— Нарвем руками.
Пока мы рвали траву (а надо сказать, что это довольно скучное занятие) и ладили односкатный балаган, надвинулся вечер и, к нашему удовольствию, дождь перестал.
Пользуясь этим, мы распалили огромный костер, просушили одежду, прожгли одеяло, сварили ужин и, счастливые удачной постройкой, залегли в теплую, сухую постель. После вчерашней беспокойной ночи нам так крепко спалось… Мне снилось, что я на удочку поймал огромного тайменя и никак не могу вытащить его из воды. Он бьется, вертится, того и гляди оборвет леску и уйдет. Наконец я подтащил его к самому берегу, наклонился, чтобы подхватить под жабры, но таймень так ударил хвостом по воде, что окатил меня с головы до ног…

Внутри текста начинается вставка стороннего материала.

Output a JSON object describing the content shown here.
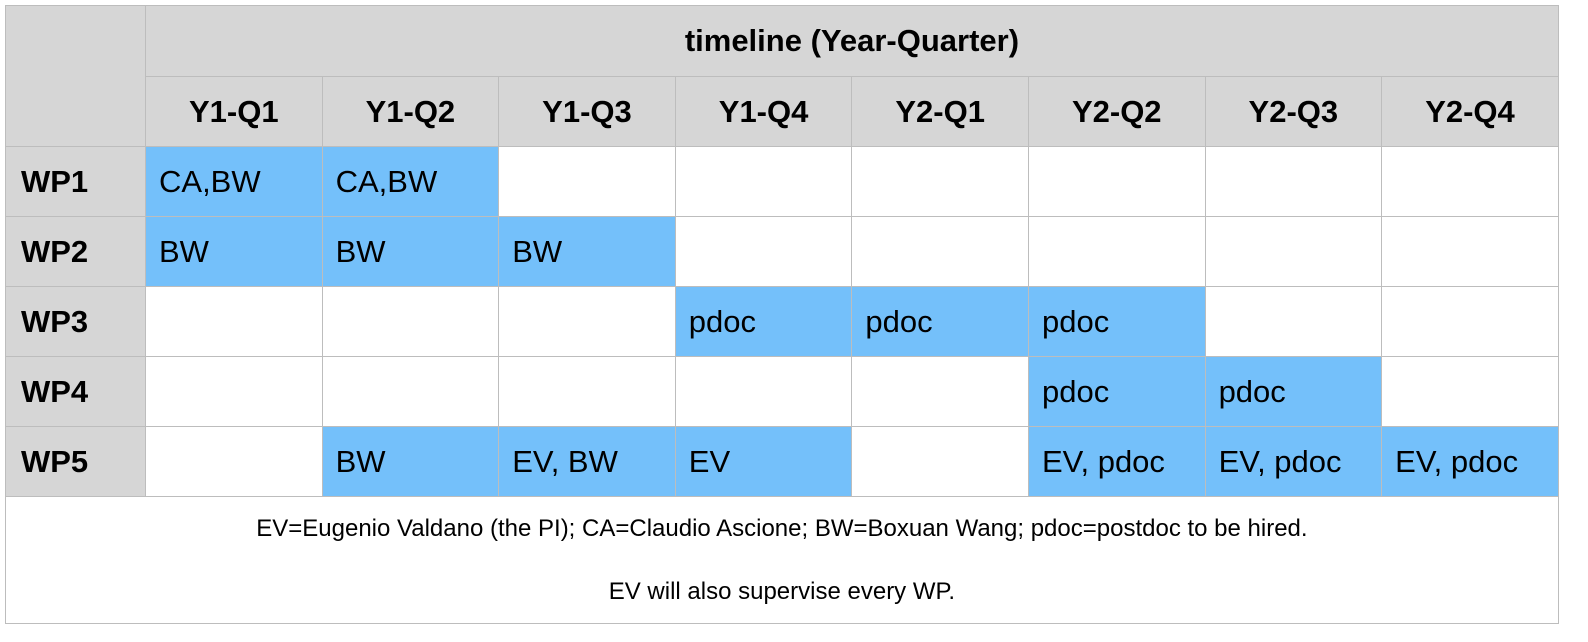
{
  "header": {
    "timeline_label": "timeline (Year-Quarter)",
    "quarters": [
      "Y1-Q1",
      "Y1-Q2",
      "Y1-Q3",
      "Y1-Q4",
      "Y2-Q1",
      "Y2-Q2",
      "Y2-Q3",
      "Y2-Q4"
    ]
  },
  "active_color": "#74c0fa",
  "rows": [
    {
      "label": "WP1",
      "cells": [
        {
          "text": "CA,BW",
          "active": true
        },
        {
          "text": "CA,BW",
          "active": true
        },
        {
          "text": "",
          "active": false
        },
        {
          "text": "",
          "active": false
        },
        {
          "text": "",
          "active": false
        },
        {
          "text": "",
          "active": false
        },
        {
          "text": "",
          "active": false
        },
        {
          "text": "",
          "active": false
        }
      ]
    },
    {
      "label": "WP2",
      "cells": [
        {
          "text": "BW",
          "active": true
        },
        {
          "text": "BW",
          "active": true
        },
        {
          "text": "BW",
          "active": true
        },
        {
          "text": "",
          "active": false
        },
        {
          "text": "",
          "active": false
        },
        {
          "text": "",
          "active": false
        },
        {
          "text": "",
          "active": false
        },
        {
          "text": "",
          "active": false
        }
      ]
    },
    {
      "label": "WP3",
      "cells": [
        {
          "text": "",
          "active": false
        },
        {
          "text": "",
          "active": false
        },
        {
          "text": "",
          "active": false
        },
        {
          "text": "pdoc",
          "active": true
        },
        {
          "text": "pdoc",
          "active": true
        },
        {
          "text": "pdoc",
          "active": true
        },
        {
          "text": "",
          "active": false
        },
        {
          "text": "",
          "active": false
        }
      ]
    },
    {
      "label": "WP4",
      "cells": [
        {
          "text": "",
          "active": false
        },
        {
          "text": "",
          "active": false
        },
        {
          "text": "",
          "active": false
        },
        {
          "text": "",
          "active": false
        },
        {
          "text": "",
          "active": false
        },
        {
          "text": "pdoc",
          "active": true
        },
        {
          "text": "pdoc",
          "active": true
        },
        {
          "text": "",
          "active": false
        }
      ]
    },
    {
      "label": "WP5",
      "cells": [
        {
          "text": "",
          "active": false
        },
        {
          "text": "BW",
          "active": true
        },
        {
          "text": "EV, BW",
          "active": true
        },
        {
          "text": "EV",
          "active": true
        },
        {
          "text": "",
          "active": false
        },
        {
          "text": "EV, pdoc",
          "active": true
        },
        {
          "text": "EV, pdoc",
          "active": true
        },
        {
          "text": "EV, pdoc",
          "active": true
        }
      ]
    }
  ],
  "notes": {
    "line1": "EV=Eugenio Valdano (the PI); CA=Claudio Ascione; BW=Boxuan Wang; pdoc=postdoc to be hired.",
    "line2": "EV will also supervise every WP."
  }
}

Я проснулся. Было темно. Мерно шумел дождь в кустах и столь же методично поливал нас сквозь кровлю балагана, как огородник гряды из лейки.

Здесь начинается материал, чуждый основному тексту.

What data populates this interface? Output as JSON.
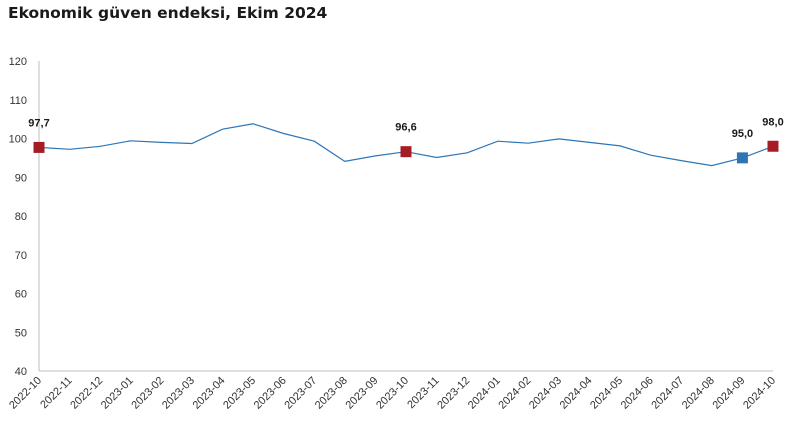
{
  "title": "Ekonomik güven endeksi, Ekim 2024",
  "colors": {
    "line": "#2e75b6",
    "marker_highlight": "#a51c24",
    "marker_previous": "#2e75b6",
    "axis": "#bfbfbf"
  },
  "chart_data": {
    "type": "line",
    "title": "Ekonomik güven endeksi, Ekim 2024",
    "xlabel": "",
    "ylabel": "",
    "ylim": [
      40,
      120
    ],
    "yticks": [
      40,
      50,
      60,
      70,
      80,
      90,
      100,
      110,
      120
    ],
    "grid": false,
    "categories": [
      "2022-10",
      "2022-11",
      "2022-12",
      "2023-01",
      "2023-02",
      "2023-03",
      "2023-04",
      "2023-05",
      "2023-06",
      "2023-07",
      "2023-08",
      "2023-09",
      "2023-10",
      "2023-11",
      "2023-12",
      "2024-01",
      "2024-02",
      "2024-03",
      "2024-04",
      "2024-05",
      "2024-06",
      "2024-07",
      "2024-08",
      "2024-09",
      "2024-10"
    ],
    "series": [
      {
        "values": [
          97.7,
          97.2,
          98.0,
          99.4,
          99.0,
          98.7,
          102.4,
          103.8,
          101.3,
          99.3,
          94.1,
          95.5,
          96.6,
          95.1,
          96.3,
          99.3,
          98.8,
          99.9,
          99.0,
          98.1,
          95.7,
          94.3,
          93.0,
          95.0,
          98.0
        ]
      }
    ],
    "markers": [
      {
        "index": 0,
        "label": "97,7",
        "style": "highlight"
      },
      {
        "index": 12,
        "label": "96,6",
        "style": "highlight"
      },
      {
        "index": 23,
        "label": "95,0",
        "style": "previous"
      },
      {
        "index": 24,
        "label": "98,0",
        "style": "highlight"
      }
    ]
  }
}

— Садись. Так лучше, — убежденно сказал Миша, позевывая и кутаясь в мокрое одеяло.
— Чем же лучше?
— А ты попробуй.
И верно: сидеть в луже оказалось гораздо приятнее, чем лежать. А дождь становился все гуще и гуще, и крупнее, и скоро перешел в ливень. Балаган сдал окончательно. Сверху нас обливало буквально сплошной струей, но этого мало — потоки воды и размытой глины теперь устремились еще и с косогора, журча подобрались к постели и унесли мои штаны (утром я их нашел в кустах).

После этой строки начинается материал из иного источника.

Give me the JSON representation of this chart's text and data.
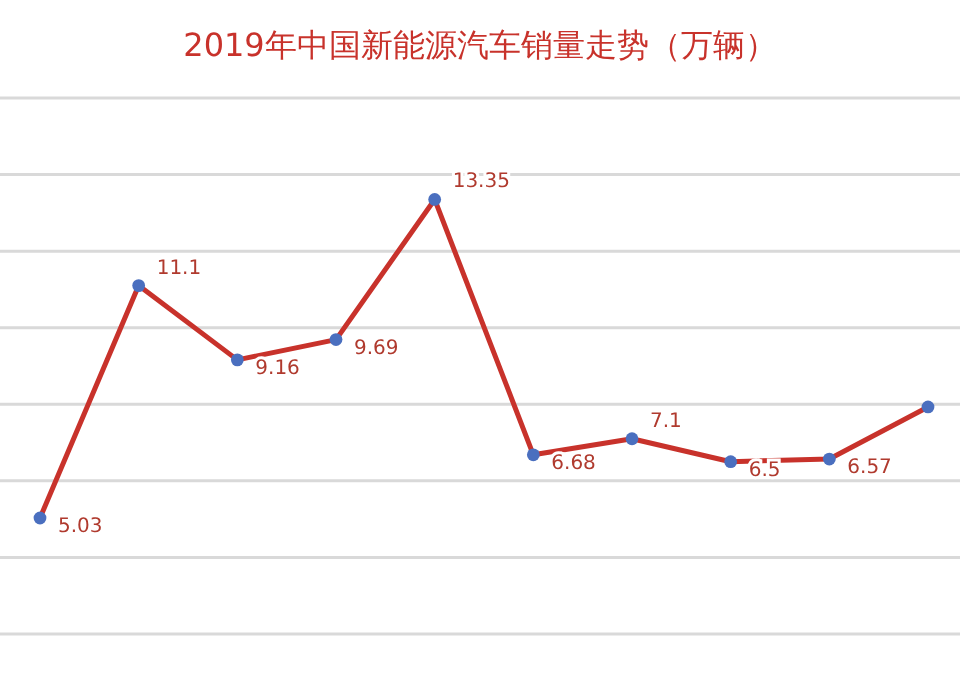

На той стороне реки тяжело грохотали камни. Подмытые водой, они срывались с вершины горы; сперва медленно, с легким шелестом, затем, ускоряя бег, подпрыгивая, сокрушая все на своем пути, со страшным треском неслись вниз и шумно падали в воду. Так прошла вторая экзотическая ночь.
К обеду подул ветер, сорвал туманный покров с гор, разметал обрывки облаков — и снова засияло ласковое летнее солнце.
Впрочем, мы теперь не радовались и солнцу. Балаган, хороший балаган, коли не взяли с собой палатку, — единственное, что могло нам создать веселое настроение.
— Как тебе кажется, Сережа, — медленно проговорил Миша, — если на тридцати километрах пути нас вымочило дважды, то сколько раз вымочит на тысяче километров?
— Шестьдесят шесть с половиной раз, — моментально высчитал я. — Моя кожа не выдержит этого, расползется.
— Надо сделать балаган. Походный балаган. Разборный, но крепкий, вполне заменяющий собою палатку.
— Да, но из чего его сделаешь?
Мы задумались. Вдруг Миша поднял руку и указал на противоположный берег: береста. Понятно!
Я мигом перемахнул на лодке через реку — Миша остался сушить намокшие вещи, — влез на хребет, где рос гладкий, чистый березняк, и отодрал восемь огромных берестин.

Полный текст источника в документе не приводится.